Tate había instalado una pantalla superplana de treinta pulgadas sobre un mueble al fondo de la habitación. Hizo algo en un teclado y se encendió con un color azul helado. En algún lugar de sus laberintos paralelos, el sistema Beowulf empezó a modelar el subespacio libre de decoherencia (el espacio Kielpinski) de un par de iones. Sus extensiones energéticas y finísimas le recordaron a Kearney la aurora boreal.
—Hemos visto esto antes —dijo.
—Espera —le advirtió Tate—. Justo antes de que se desintegre. Lo he reducido de ritmo un millón de veces, pero sigue siendo difícil de captar… ¡ahí!
Una cascada de fractales como el ala de un pájaro, tan diminuta que Kearney apenas la advirtió. Pero la gata, cuyas reacciones sensomotoras habían sido creadas para consideraciones biológicas distintas, saltó de su hombro en un instante. Se acercó a la pantalla, que ahora estaba en blanco, y la golpeó repetidas veces con las zarpas delanteras, deteniéndose de vez en cuando a mirárselas como si esperara haber cogido algo.

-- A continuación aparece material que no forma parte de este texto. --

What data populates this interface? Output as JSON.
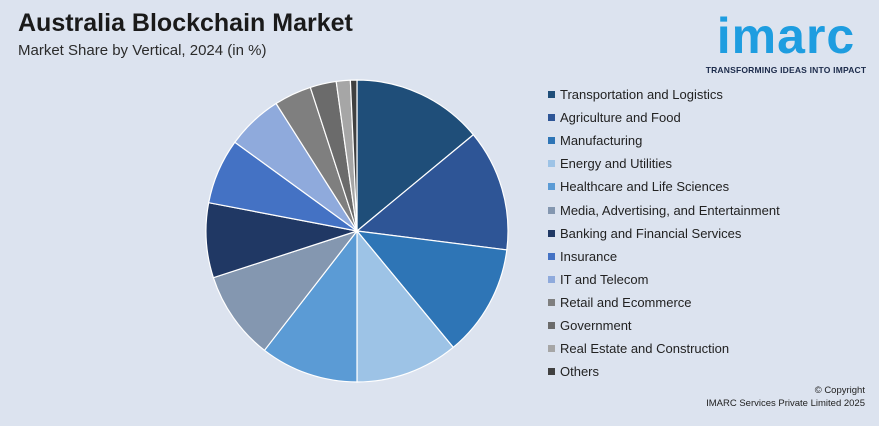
{
  "title": "Australia Blockchain Market",
  "subtitle": "Market Share by Vertical, 2024 (in %)",
  "logo": {
    "word": "imarc",
    "tagline": "TRANSFORMING IDEAS INTO IMPACT"
  },
  "copyright": {
    "line1": "© Copyright",
    "line2": "IMARC Services Private Limited 2025"
  },
  "chart_data": {
    "type": "pie",
    "title": "Australia Blockchain Market",
    "subtitle": "Market Share by Vertical, 2024 (in %)",
    "legend_position": "right",
    "categories": [
      "Transportation and Logistics",
      "Agriculture and Food",
      "Manufacturing",
      "Energy and Utilities",
      "Healthcare and Life Sciences",
      "Media, Advertising, and Entertainment",
      "Banking and Financial Services",
      "Insurance",
      "IT and Telecom",
      "Retail and Ecommerce",
      "Government",
      "Real Estate and Construction",
      "Others"
    ],
    "values": [
      14.0,
      13.0,
      12.0,
      11.0,
      10.5,
      9.5,
      8.0,
      7.0,
      6.0,
      4.0,
      2.8,
      1.5,
      0.7
    ],
    "colors": [
      "#1f4e79",
      "#2e5596",
      "#2e75b6",
      "#9dc3e6",
      "#5b9bd5",
      "#8497b0",
      "#203864",
      "#4472c4",
      "#8faadc",
      "#7f7f7f",
      "#6b6b6b",
      "#a6a6a6",
      "#404040"
    ]
  }
}
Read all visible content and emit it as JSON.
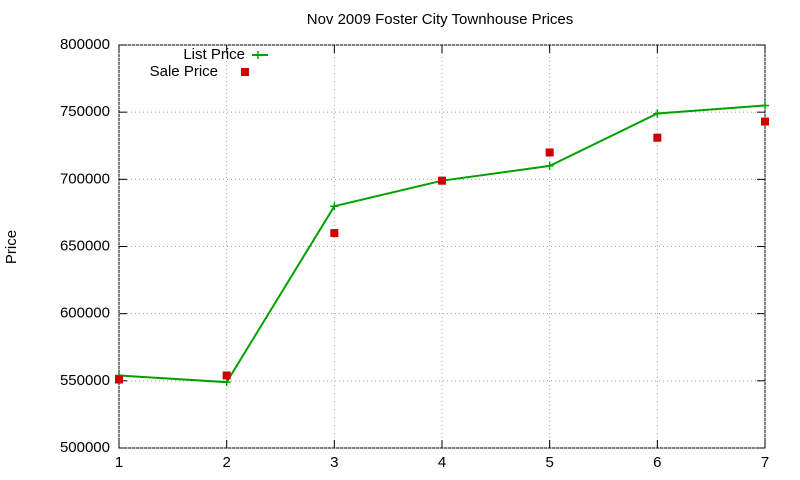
{
  "chart_data": {
    "type": "line",
    "title": "Nov 2009 Foster City Townhouse Prices",
    "y_label": "Price",
    "x": [
      1,
      2,
      3,
      4,
      5,
      6,
      7
    ],
    "series": [
      {
        "name": "List Price",
        "color": "#00a000",
        "style": "linespoints",
        "marker": "plus",
        "values": [
          554000,
          549000,
          680000,
          699000,
          710000,
          749000,
          755000
        ]
      },
      {
        "name": "Sale Price",
        "color": "#cc0000",
        "style": "points",
        "marker": "square",
        "values": [
          551000,
          554000,
          660000,
          699000,
          720000,
          731000,
          743000
        ]
      }
    ],
    "xlim": [
      1,
      7
    ],
    "xticks": [
      1,
      2,
      3,
      4,
      5,
      6,
      7
    ],
    "ylim": [
      500000,
      800000
    ],
    "yticks": [
      500000,
      550000,
      600000,
      650000,
      700000,
      750000,
      800000
    ],
    "grid": true,
    "legend": "top-left"
  }
}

Tras un momento el gato macho salió de donde estaba escondido y trató de imitarla. Ella lo miró, maullando enfadada.
Tate se echó a reír y apagó la pantalla.
—Lo hace siempre —dijo.
—Puede ver algo que nosotros no vemos. Sea lo que sea, va después de la parte que podemos ver.
—En realidad no hay nada.
—Pásalo otra vez.
—Es sólo una ilusión —insistió Tate—. No está en los datos reales. No te lo habría mostrado si hubiera pensado que estaba.
Kearney se echó a reír.
—Eso es muy reconfortante —dijo—. ¿Podrás frenarlo aún más?
—Podría intentarlo, supongo. Pero ¿por qué molestarse? No es nada.
—Inténtalo —dijo Kearney—. Sólo por diversión. —Acarició a la gata, que volvió a saltar a su hombro—. Eres una buena chica —dijo, ausente. Sacó algunas cosas del cajón de un escritorio. Entre ellas había una bolsa de cuero descolorida que contenía los dados que había robado al Shrander veintitrés años antes. Metió la mano dentro. Notó cálidos los dados, entre sus dedos. Kearney se estremeció al ver de pronto una clara imagen de la mujer de las Midlands, arrodillada en la cama y susurrando «Quiero correrme tanto» para sí misma en mitad de la noche.
—Puede que tenga que irme una temporada —le dijo a Tate.
—Pero si acabas de volver —le recordó Tate—. Iríamos más rápido si estuvieras aquí más a menudo. La gente del gas frío nos pisa los talones. Pueden conseguir estados robustos donde nosotros no podemos: si hacen más progresos seremos nosotros quienes quedaremos atrás. ¿Lo sabes?
—Lo sé.
Kearney, en la puerta, le ofreció la gata blanca. El animal se retorció en sus manos. Su hermano estaba todavía mirando la pantalla vacía.
—¿Les has puesto nombre ya?
Tate pareció avergonzado.
—Sólo a la hembra —dijo—. Se me ha ocurrido que podríamos llamarla Justine.
—Muy adecuado —admitió Kearney. Esa noche, en vez de enfrentarse a una casa vacía, llamó a su primera esposa, Anna.